This is what my lecturer says on standard and canonical forms: "Two particular forms of the linear programming problem are of interest for m equations in n unknowns. These are called the standard form, i.e. minimise $\underline{c}^T\underline{x}$ subject to $A\underline{x} ≥ \underline{b}$, $\underline{x} ≥ \underline{0}$ and the canonical form, i.e. minimise $\underline{c}^T\underline{x}$ subject to $A\underline{x} = \underline{b}$, $x ≥ 0$."
The question says: Put the following LP into canonical form (do not try to solve)
Minimise $z=x_1+2x_2+3x_3$ subject to $$3x_1+4x_3\leq5$$ $$5x_1+x_2+6x_3 \leq 7$$ $$8x_1+9x_3\geq2$$
With all vairables non-negative.
So I started off by trying to convert it to standard form and adding in the slack and surplus variables so I have
$$3x_1+4x_3+s_1=5$$ $$5x_1+x_2+6x_3+s_2= 7$$ $$8x_1+9x_3-s_3=2$$
but I'm confused about what the vectors $\underline{x}, \underline{c}, \underline{b}$ and the matrix $A$ is.
I read another a question where the answer suggested that $$\underline{x}=\begin{pmatrix}
x_1 \\
x_2 \\
x_3
\end{pmatrix},
\underline{c}= \begin{pmatrix}
1\\
2\\
3
\end{pmatrix},
\underline{b}=\begin{pmatrix}
5\\
7\\
2
\end{pmatrix}, A= \begin{pmatrix}
3 & 0 & 4 \\
5 & 1 & 6 \\
8 & 0 & 9
\end{pmatrix}$$
but I don't see where the slack and surplus variables come into play.
Best Answer
Your $\underline{b}$ is correct.

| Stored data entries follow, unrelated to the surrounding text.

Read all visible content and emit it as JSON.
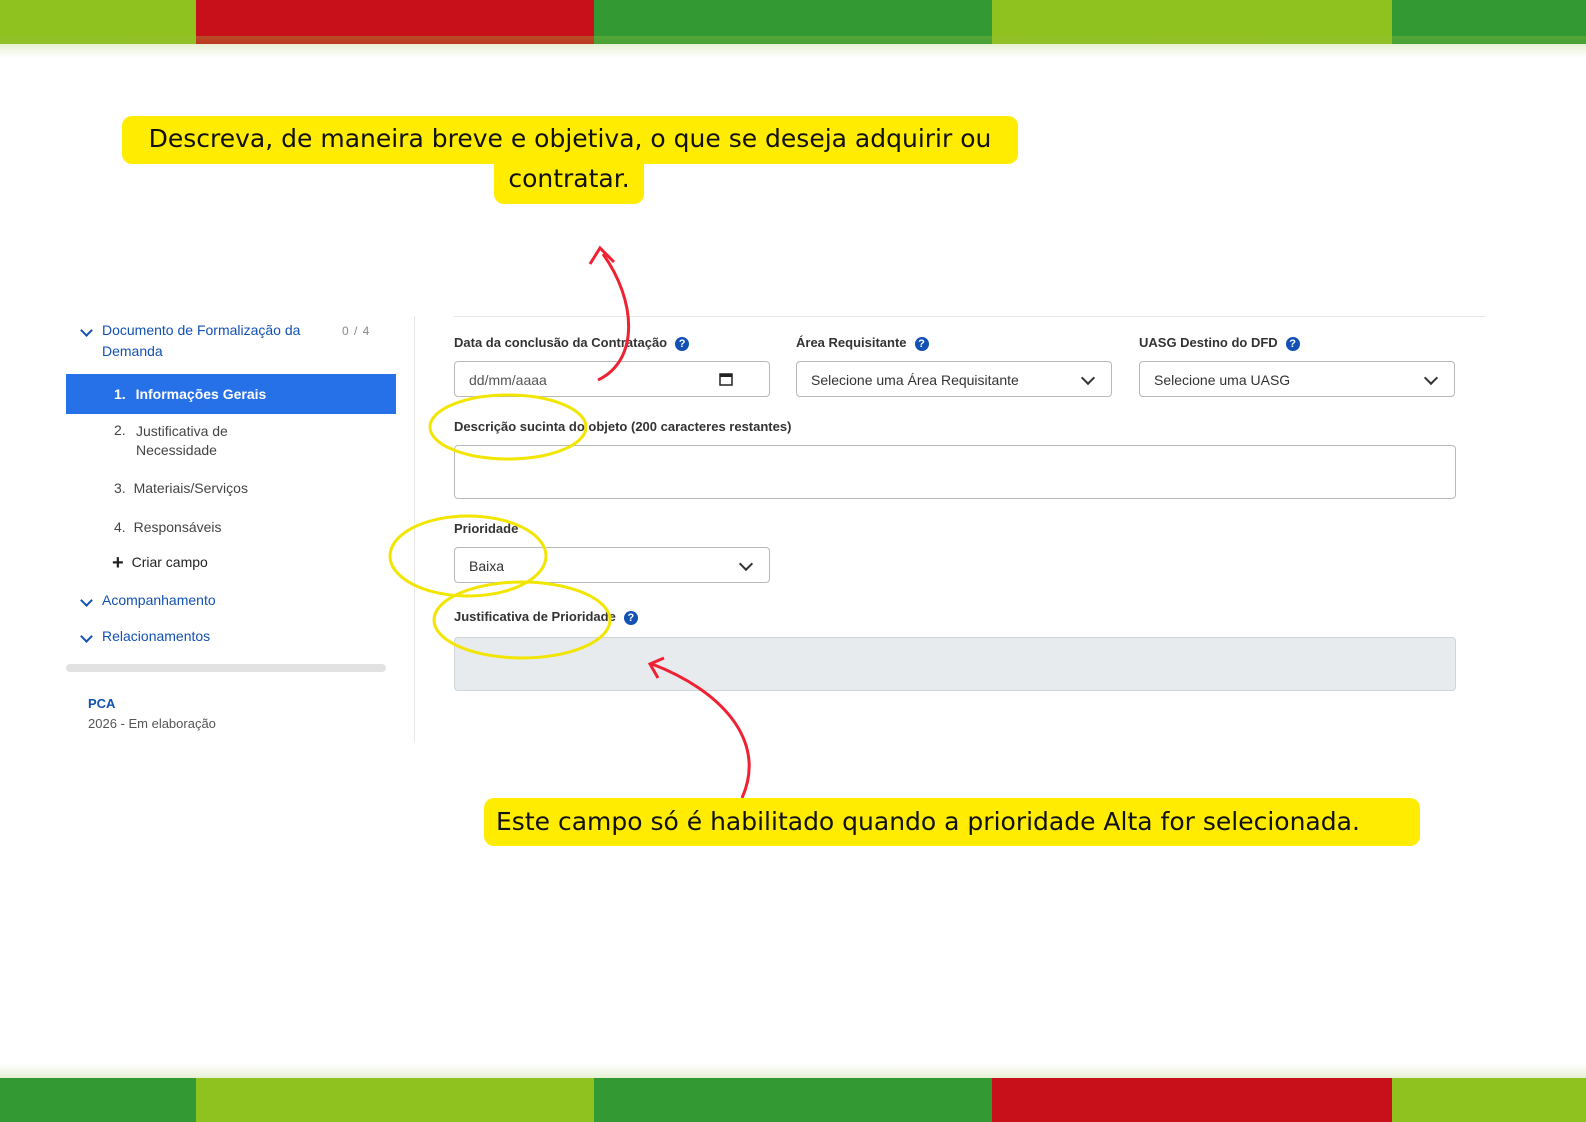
{
  "colors": {
    "stripe_light_green": "#8fc21f",
    "stripe_red": "#c8101a",
    "stripe_dark_green": "#339933",
    "accent_blue": "#1351b4",
    "active_blue": "#2670e8",
    "callout_yellow": "#ffec00",
    "arrow_red": "#ee2233",
    "circle_yellow": "#f2e500"
  },
  "callouts": {
    "top_line1": "Descreva, de maneira breve e objetiva, o que se deseja adquirir ou",
    "top_line2": "contratar.",
    "bottom": "Este campo só é habilitado quando a prioridade Alta for selecionada."
  },
  "sidebar": {
    "section_title": "Documento de Formalização da Demanda",
    "progress": "0 / 4",
    "items": [
      {
        "number": "1.",
        "label": "Informações Gerais"
      },
      {
        "number": "2.",
        "label": "Justificativa de Necessidade"
      },
      {
        "number": "3.",
        "label": "Materiais/Serviços"
      },
      {
        "number": "4.",
        "label": "Responsáveis"
      }
    ],
    "create_field": "Criar campo",
    "plus_icon": "+",
    "followup": "Acompanhamento",
    "relations": "Relacionamentos",
    "pca_label": "PCA",
    "pca_status": "2026 - Em elaboração"
  },
  "form": {
    "date_label": "Data da conclusão da Contratação",
    "date_placeholder": "dd/mm/aaaa",
    "area_label": "Área Requisitante",
    "area_value": "Selecione uma Área Requisitante",
    "uasg_label": "UASG Destino do DFD",
    "uasg_value": "Selecione uma UASG",
    "description_label": "Descrição sucinta do objeto (200 caracteres restantes)",
    "priority_label": "Prioridade",
    "priority_value": "Baixa",
    "priority_justification_label": "Justificativa de Prioridade",
    "help_icon": "?"
  }
}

The rest should be: $$\underline{x} = \begin{pmatrix}x_1\\x_2\\x_3\\s_1\\s_2\\s_3 \end{pmatrix},\ \underline{c} = \begin{pmatrix}1\\2\\3\\0\\0\\0 \end{pmatrix},\ A = \begin{pmatrix}3 &0 &4 &1 &0 &0\\ 5 &1 &6 &0 &1 &0\\ 8 &0 &9 &0 &0 &-1 \end{pmatrix}$$